Credit Suisse declined to answer questions about the insurance information it had sought from Tokio Marine, Marsh, Greensill or others.
Greensill, Marsh and Tokio Marine all declined to answer questions about the coverage.
Tokio Marine told Greensill in August 2020 that she was investigating whether certain policies had been validly issued because an employee had exceeded her underwriting powers and that she would not agree to the policies being binding pending the outcome of her. investigation, according to court documents in Australia.
According to emails between Marsh and Tokio Marine presented in evidence in the Australian case, the employee, Greg Brereton, violated a number of internal procedures. Brereton did not respond to requests for comment.
Both people familiar with the matter said Credit Suisse was not made aware of the concerns at the time.
Tokio Marine, Greensill and Credit Suisse declined to comment.
Three insurance experts interviewed by Reuters said Tokio Marine and Marsh had no obligation to notify Credit Suisse because even though the fund was the beneficiary of the insurance, it was not the policy holder.
Neither Marsh nor Tokio Marine could have told Credit Suisse whether the debt he bought from Greensill met the terms of the policy, as the bank did not provide a list of specific obligations and requested checks, said three sources.
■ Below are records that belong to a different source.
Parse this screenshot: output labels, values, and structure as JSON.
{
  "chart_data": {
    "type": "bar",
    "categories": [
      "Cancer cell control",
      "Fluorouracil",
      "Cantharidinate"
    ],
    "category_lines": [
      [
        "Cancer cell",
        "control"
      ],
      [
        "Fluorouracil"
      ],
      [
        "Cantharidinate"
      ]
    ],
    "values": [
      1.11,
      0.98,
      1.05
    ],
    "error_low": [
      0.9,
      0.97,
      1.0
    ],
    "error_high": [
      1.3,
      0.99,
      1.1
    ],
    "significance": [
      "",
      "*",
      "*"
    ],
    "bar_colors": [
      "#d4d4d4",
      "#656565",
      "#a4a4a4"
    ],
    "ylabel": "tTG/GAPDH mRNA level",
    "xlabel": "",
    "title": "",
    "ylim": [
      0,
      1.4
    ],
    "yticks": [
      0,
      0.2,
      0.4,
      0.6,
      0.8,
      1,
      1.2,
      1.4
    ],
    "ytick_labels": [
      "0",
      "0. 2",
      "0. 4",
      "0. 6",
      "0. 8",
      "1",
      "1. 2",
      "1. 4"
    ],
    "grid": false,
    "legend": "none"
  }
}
All three insurance experts said Credit Suisse dropped the ball if it did not perform its own regular checks with Tokio Marine, given the critical nature of insurance to the value of the Greensill bonds it has purchased for its customers.
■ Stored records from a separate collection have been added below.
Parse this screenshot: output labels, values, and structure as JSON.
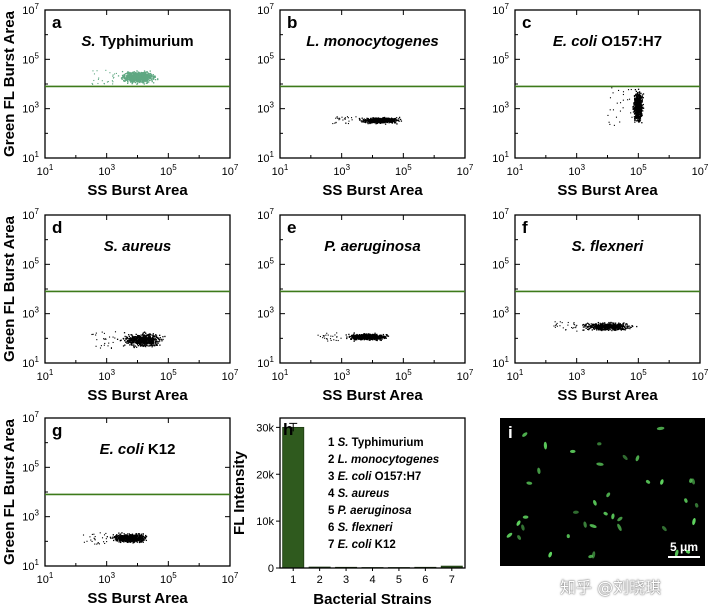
{
  "chart_data": [
    {
      "panel": "a",
      "type": "scatter",
      "title": [
        {
          "text": "S.",
          "italic": true
        },
        {
          "text": " Typhimurium",
          "italic": false
        }
      ],
      "xlabel": "SS Burst Area",
      "ylabel": "Green FL Burst Area",
      "log_scale": true,
      "xlim": [
        10,
        10000000
      ],
      "ylim": [
        10,
        10000000
      ],
      "x_ticks": [
        "10",
        "10",
        "10",
        "10"
      ],
      "x_tick_exp": [
        "1",
        "3",
        "5",
        "7"
      ],
      "y_ticks": [
        "10",
        "10",
        "10",
        "10"
      ],
      "y_tick_exp": [
        "1",
        "3",
        "5",
        "7"
      ],
      "threshold_y": 8000,
      "cluster": {
        "x_range": [
          2000,
          50000
        ],
        "y_range": [
          10000,
          40000
        ],
        "color": "#5fa882",
        "points": 900
      }
    },
    {
      "panel": "b",
      "type": "scatter",
      "title": [
        {
          "text": "L. monocytogenes",
          "italic": true
        }
      ],
      "xlabel": "SS Burst Area",
      "ylabel": "",
      "log_scale": true,
      "xlim": [
        10,
        10000000
      ],
      "ylim": [
        10,
        10000000
      ],
      "x_ticks": [
        "10",
        "10",
        "10",
        "10"
      ],
      "x_tick_exp": [
        "1",
        "3",
        "5",
        "7"
      ],
      "y_ticks": [
        "10",
        "10",
        "10",
        "10"
      ],
      "y_tick_exp": [
        "1",
        "3",
        "5",
        "7"
      ],
      "threshold_y": 8000,
      "cluster": {
        "x_range": [
          3000,
          100000
        ],
        "y_range": [
          250,
          500
        ],
        "color": "#000000",
        "points": 600
      }
    },
    {
      "panel": "c",
      "type": "scatter",
      "title": [
        {
          "text": "E. coli",
          "italic": true
        },
        {
          "text": " O157:H7",
          "italic": false
        }
      ],
      "xlabel": "SS Burst Area",
      "ylabel": "",
      "log_scale": true,
      "xlim": [
        10,
        10000000
      ],
      "ylim": [
        10,
        10000000
      ],
      "x_ticks": [
        "10",
        "10",
        "10",
        "10"
      ],
      "x_tick_exp": [
        "1",
        "3",
        "5",
        "7"
      ],
      "y_ticks": [
        "10",
        "10",
        "10",
        "10"
      ],
      "y_tick_exp": [
        "1",
        "3",
        "5",
        "7"
      ],
      "threshold_y": 8000,
      "cluster": {
        "x_range": [
          60000,
          150000
        ],
        "y_range": [
          200,
          8000
        ],
        "color": "#000000",
        "points": 600
      }
    },
    {
      "panel": "d",
      "type": "scatter",
      "title": [
        {
          "text": "S. aureus",
          "italic": true
        }
      ],
      "xlabel": "SS Burst Area",
      "ylabel": "Green FL Burst Area",
      "log_scale": true,
      "xlim": [
        10,
        10000000
      ],
      "ylim": [
        10,
        10000000
      ],
      "x_ticks": [
        "10",
        "10",
        "10",
        "10"
      ],
      "x_tick_exp": [
        "1",
        "3",
        "5",
        "7"
      ],
      "y_ticks": [
        "10",
        "10",
        "10",
        "10"
      ],
      "y_tick_exp": [
        "1",
        "3",
        "5",
        "7"
      ],
      "threshold_y": 8000,
      "cluster": {
        "x_range": [
          2000,
          100000
        ],
        "y_range": [
          40,
          200
        ],
        "color": "#000000",
        "points": 600
      }
    },
    {
      "panel": "e",
      "type": "scatter",
      "title": [
        {
          "text": "P. aeruginosa",
          "italic": true
        }
      ],
      "xlabel": "SS Burst Area",
      "ylabel": "",
      "log_scale": true,
      "xlim": [
        10,
        10000000
      ],
      "ylim": [
        10,
        10000000
      ],
      "x_ticks": [
        "10",
        "10",
        "10",
        "10"
      ],
      "x_tick_exp": [
        "1",
        "3",
        "5",
        "7"
      ],
      "y_ticks": [
        "10",
        "10",
        "10",
        "10"
      ],
      "y_tick_exp": [
        "1",
        "3",
        "5",
        "7"
      ],
      "threshold_y": 8000,
      "cluster": {
        "x_range": [
          1000,
          50000
        ],
        "y_range": [
          80,
          180
        ],
        "color": "#000000",
        "points": 600
      }
    },
    {
      "panel": "f",
      "type": "scatter",
      "title": [
        {
          "text": "S. flexneri",
          "italic": true
        }
      ],
      "xlabel": "SS Burst Area",
      "ylabel": "",
      "log_scale": true,
      "xlim": [
        10,
        10000000
      ],
      "ylim": [
        10,
        10000000
      ],
      "x_ticks": [
        "10",
        "10",
        "10",
        "10"
      ],
      "x_tick_exp": [
        "1",
        "3",
        "5",
        "7"
      ],
      "y_ticks": [
        "10",
        "10",
        "10",
        "10"
      ],
      "y_tick_exp": [
        "1",
        "3",
        "5",
        "7"
      ],
      "threshold_y": 8000,
      "cluster": {
        "x_range": [
          1000,
          100000
        ],
        "y_range": [
          200,
          500
        ],
        "color": "#000000",
        "points": 600
      }
    },
    {
      "panel": "g",
      "type": "scatter",
      "title": [
        {
          "text": "E. coli",
          "italic": true
        },
        {
          "text": " K12",
          "italic": false
        }
      ],
      "xlabel": "SS Burst Area",
      "ylabel": "Green FL Burst Area",
      "log_scale": true,
      "xlim": [
        10,
        10000000
      ],
      "ylim": [
        10,
        10000000
      ],
      "x_ticks": [
        "10",
        "10",
        "10",
        "10"
      ],
      "x_tick_exp": [
        "1",
        "3",
        "5",
        "7"
      ],
      "y_ticks": [
        "10",
        "10",
        "10",
        "10"
      ],
      "y_tick_exp": [
        "1",
        "3",
        "5",
        "7"
      ],
      "threshold_y": 8000,
      "cluster": {
        "x_range": [
          1000,
          30000
        ],
        "y_range": [
          80,
          250
        ],
        "color": "#000000",
        "points": 600
      }
    },
    {
      "panel": "h",
      "type": "bar",
      "categories": [
        "1",
        "2",
        "3",
        "4",
        "5",
        "6",
        "7"
      ],
      "values": [
        30000,
        200,
        150,
        100,
        100,
        150,
        400
      ],
      "xlabel": "Bacterial Strains",
      "ylabel": "FL Intensity",
      "ylim": [
        0,
        32000
      ],
      "y_ticks": [
        "0",
        "10k",
        "20k",
        "30k"
      ],
      "y_tick_values": [
        0,
        10000,
        20000,
        30000
      ],
      "bar_color": "#2f5a1e",
      "legend": [
        [
          {
            "text": "1 ",
            "italic": false
          },
          {
            "text": "S.",
            "italic": true
          },
          {
            "text": " Typhimurium",
            "italic": false
          }
        ],
        [
          {
            "text": "2 ",
            "italic": false
          },
          {
            "text": "L. monocytogenes",
            "italic": true
          }
        ],
        [
          {
            "text": "3 ",
            "italic": false
          },
          {
            "text": "E. coli",
            "italic": true
          },
          {
            "text": " O157:H7",
            "italic": false
          }
        ],
        [
          {
            "text": "4 ",
            "italic": false
          },
          {
            "text": "S. aureus",
            "italic": true
          }
        ],
        [
          {
            "text": "5 ",
            "italic": false
          },
          {
            "text": "P. aeruginosa",
            "italic": true
          }
        ],
        [
          {
            "text": "6 ",
            "italic": false
          },
          {
            "text": "S. flexneri",
            "italic": true
          }
        ],
        [
          {
            "text": "7 ",
            "italic": false
          },
          {
            "text": "E. coli",
            "italic": true
          },
          {
            "text": " K12",
            "italic": false
          }
        ]
      ]
    },
    {
      "panel": "i",
      "type": "image",
      "scale_bar": "5 μm",
      "cell_color": "#5fd45f"
    }
  ],
  "colors": {
    "threshold": "#3d7a1a",
    "highlight_cluster": "#5fa882",
    "points": "#000000",
    "micro_bg": "#000000"
  },
  "watermark": "知乎 @刘晓琪"
}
“They clearly haven’t done their due diligence,” said Scott Levy, managing director of Bedford Row Capital, which organizes the bond issues. “If Credit Suisse was doing its job correctly, there is no way they could not have identified these problems.”
The head of Credit Suisse’s European asset management division and two other employees who worked on financial funds have temporarily stepped down, according to an internal bank memo, which did not indicate the reason for the changes.
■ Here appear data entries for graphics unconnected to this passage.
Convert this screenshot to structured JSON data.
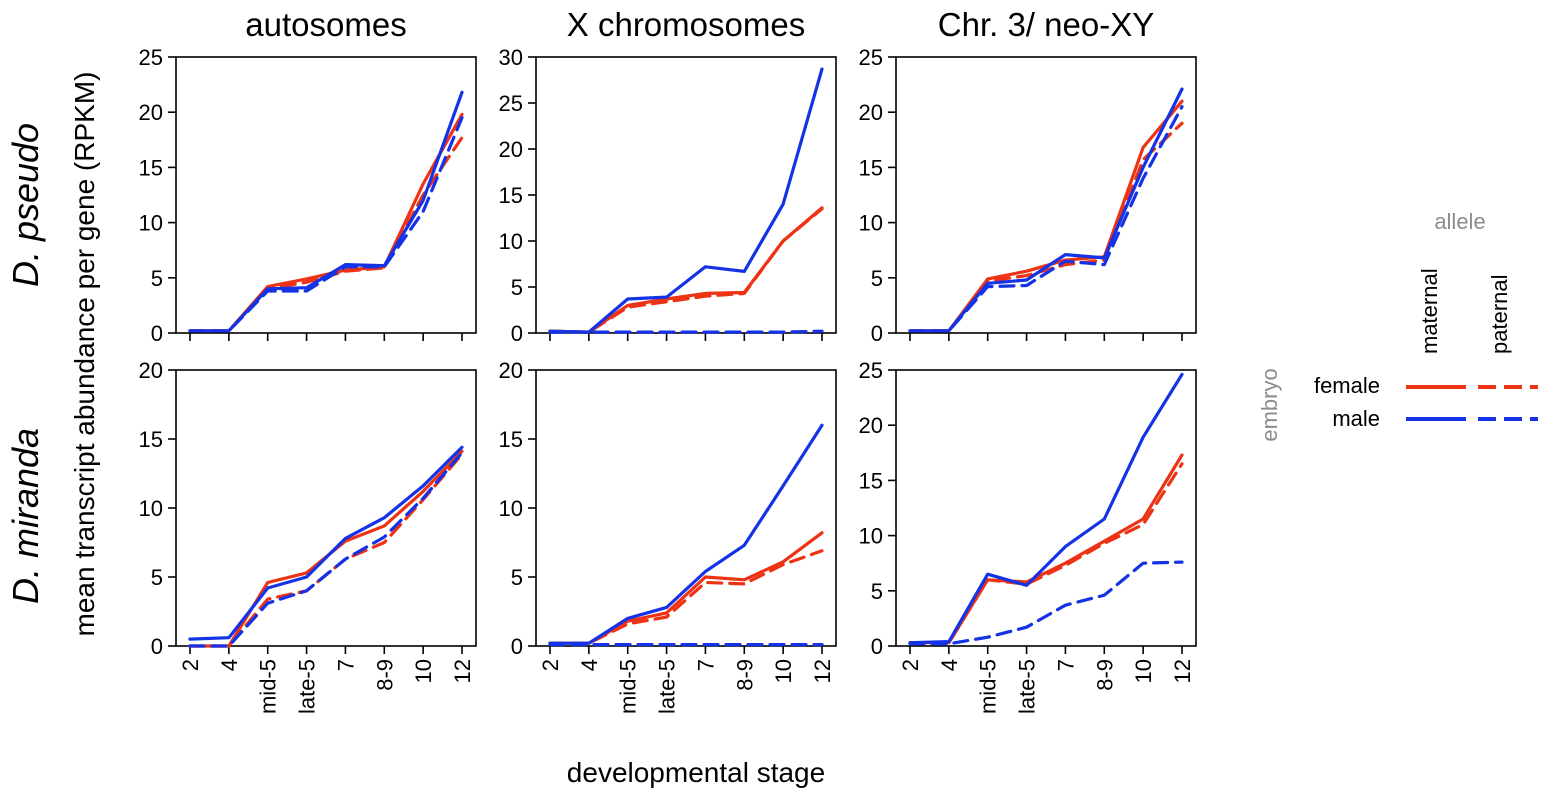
{
  "chart_data": {
    "type": "line",
    "column_titles": [
      "autosomes",
      "X chromosomes",
      "Chr. 3/ neo-XY"
    ],
    "row_labels": [
      "D. pseudo",
      "D. miranda"
    ],
    "ylabel": "mean transcript abundance per gene (RPKM)",
    "xlabel": "developmental stage",
    "categories": [
      "2",
      "4",
      "mid-5",
      "late-5",
      "7",
      "8-9",
      "10",
      "12"
    ],
    "legend": {
      "allele_title": "allele",
      "embryo_title": "embryo",
      "alleles": [
        "maternal",
        "paternal"
      ],
      "embryos": [
        {
          "label": "female",
          "color": "#ee3214"
        },
        {
          "label": "male",
          "color": "#1432e6"
        }
      ]
    },
    "styles": {
      "female_maternal": {
        "color": "#ee3214",
        "dash": "solid"
      },
      "female_paternal": {
        "color": "#ee3214",
        "dash": "dashed"
      },
      "male_maternal": {
        "color": "#1432e6",
        "dash": "solid"
      },
      "male_paternal": {
        "color": "#1432e6",
        "dash": "dashed"
      }
    },
    "panels": [
      {
        "row": 0,
        "col": 0,
        "ylim": [
          0,
          25
        ],
        "yticks": [
          0,
          5,
          10,
          15,
          20,
          25
        ],
        "series": [
          {
            "key": "female_maternal",
            "values": [
              0.2,
              0.2,
              4.2,
              4.9,
              5.7,
              6.0,
              13.5,
              19.8
            ]
          },
          {
            "key": "female_paternal",
            "values": [
              0.2,
              0.2,
              4.0,
              4.6,
              5.6,
              5.9,
              12.5,
              17.7
            ]
          },
          {
            "key": "male_maternal",
            "values": [
              0.2,
              0.2,
              4.0,
              4.1,
              6.2,
              6.1,
              12.0,
              21.8
            ]
          },
          {
            "key": "male_paternal",
            "values": [
              0.2,
              0.2,
              3.8,
              3.8,
              6.0,
              6.0,
              11.0,
              19.5
            ]
          }
        ]
      },
      {
        "row": 0,
        "col": 1,
        "ylim": [
          0,
          30
        ],
        "yticks": [
          0,
          5,
          10,
          15,
          20,
          25,
          30
        ],
        "series": [
          {
            "key": "female_maternal",
            "values": [
              0.2,
              0.1,
              3.0,
              3.7,
              4.3,
              4.4,
              10.0,
              13.6
            ]
          },
          {
            "key": "female_paternal",
            "values": [
              0.2,
              0.1,
              2.8,
              3.4,
              4.0,
              4.3,
              10.0,
              13.5
            ]
          },
          {
            "key": "male_maternal",
            "values": [
              0.2,
              0.1,
              3.7,
              3.9,
              7.2,
              6.7,
              14.0,
              28.7
            ]
          },
          {
            "key": "male_paternal",
            "values": [
              0.1,
              0.1,
              0.1,
              0.1,
              0.1,
              0.1,
              0.1,
              0.2
            ]
          }
        ]
      },
      {
        "row": 0,
        "col": 2,
        "ylim": [
          0,
          25
        ],
        "yticks": [
          0,
          5,
          10,
          15,
          20,
          25
        ],
        "series": [
          {
            "key": "female_maternal",
            "values": [
              0.2,
              0.2,
              4.9,
              5.6,
              6.6,
              6.9,
              16.8,
              21.0
            ]
          },
          {
            "key": "female_paternal",
            "values": [
              0.2,
              0.2,
              4.7,
              5.2,
              6.2,
              6.6,
              15.7,
              19.0
            ]
          },
          {
            "key": "male_maternal",
            "values": [
              0.2,
              0.2,
              4.5,
              4.8,
              7.1,
              6.8,
              15.0,
              22.1
            ]
          },
          {
            "key": "male_paternal",
            "values": [
              0.2,
              0.2,
              4.2,
              4.3,
              6.5,
              6.2,
              14.0,
              20.5
            ]
          }
        ]
      },
      {
        "row": 1,
        "col": 0,
        "ylim": [
          0,
          20
        ],
        "yticks": [
          0,
          5,
          10,
          15,
          20
        ],
        "series": [
          {
            "key": "female_maternal",
            "values": [
              0.0,
              0.0,
              4.6,
              5.3,
              7.6,
              8.7,
              11.2,
              14.1
            ]
          },
          {
            "key": "female_paternal",
            "values": [
              0.0,
              0.0,
              3.4,
              4.0,
              6.3,
              7.5,
              10.6,
              13.9
            ]
          },
          {
            "key": "male_maternal",
            "values": [
              0.5,
              0.6,
              4.2,
              5.0,
              7.8,
              9.3,
              11.6,
              14.4
            ]
          },
          {
            "key": "male_paternal",
            "values": [
              0.0,
              0.0,
              3.1,
              4.0,
              6.3,
              7.9,
              10.7,
              14.0
            ]
          }
        ]
      },
      {
        "row": 1,
        "col": 1,
        "ylim": [
          0,
          20
        ],
        "yticks": [
          0,
          5,
          10,
          15,
          20
        ],
        "series": [
          {
            "key": "female_maternal",
            "values": [
              0.2,
              0.2,
              1.8,
              2.4,
              5.0,
              4.8,
              6.1,
              8.2
            ]
          },
          {
            "key": "female_paternal",
            "values": [
              0.2,
              0.2,
              1.6,
              2.1,
              4.6,
              4.5,
              5.9,
              6.9
            ]
          },
          {
            "key": "male_maternal",
            "values": [
              0.2,
              0.2,
              2.0,
              2.8,
              5.4,
              7.3,
              11.6,
              16.0
            ]
          },
          {
            "key": "male_paternal",
            "values": [
              0.1,
              0.1,
              0.1,
              0.1,
              0.1,
              0.1,
              0.1,
              0.1
            ]
          }
        ]
      },
      {
        "row": 1,
        "col": 2,
        "ylim": [
          0,
          25
        ],
        "yticks": [
          0,
          5,
          10,
          15,
          20,
          25
        ],
        "series": [
          {
            "key": "female_maternal",
            "values": [
              0.3,
              0.3,
              6.0,
              5.8,
              7.5,
              9.5,
              11.5,
              17.3
            ]
          },
          {
            "key": "female_paternal",
            "values": [
              0.3,
              0.3,
              6.0,
              5.6,
              7.3,
              9.3,
              11.0,
              16.5
            ]
          },
          {
            "key": "male_maternal",
            "values": [
              0.3,
              0.4,
              6.5,
              5.5,
              9.0,
              11.5,
              18.9,
              24.6
            ]
          },
          {
            "key": "male_paternal",
            "values": [
              0.2,
              0.2,
              0.8,
              1.7,
              3.7,
              4.6,
              7.5,
              7.6
            ]
          }
        ]
      }
    ]
  }
}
Reuters was unable to reach managers for comment.
Credit Suisse warned investors that there was “considerable uncertainty” about how much money they would get back and said in its annual report that some clients had threatened to sue over the fund’s collapse.
Four sources told Reuters that Credit Suisse was considering compensating investors in the fund over fears the debacle would cause high net worth clients to turn their backs on the bank.
When it ceased coverage in March, Tokio Marine said in a statement that Greensill was only covered for money loaned to asset-backed businesses – invoices they had received for goods and services delivered. . The policies seen by Reuters indicate that debts should be secured by receivables.
However, Credit Suisse had also purchased Greensill bonds which lacked such guarantees, according to corporate and legal documents. The bank declined to comment.
Reuters analyzed the assets of Credit Suisse’s supply chain finance fund in 2019 and discovered that it included non-asset backed Greensill bonds.
Reuters told the bank’s public relations department in July 2019 and in May 2020 it did. Credit Suisse declined to comment on Reuters’ analysis twice and again when contacted for this story.
Two Credit Suisse sources told Reuters in May 2020 and January 2021, just two months before the collapse of Greensill and the fund, that Credit Suisse had independently confirmed that insurance coverage was in place.
Credit Suisse fund managers have had occasional communications with Greensill’s broker Marsh, beyond his regular emails to the bank detailing the names of borrowers and the exposure limits in the policy, told Reuters the two sources close to the case.
The bank said in a June 2020 investor update that it had made insurance claims following the collapse of a healthcare provider whose fund had purchased debts through Greensill.
One of the sources said Marsh was involved in conversations with Credit Suisse about the claims. Reuters could not determine which insurer was involved or whether the police paid.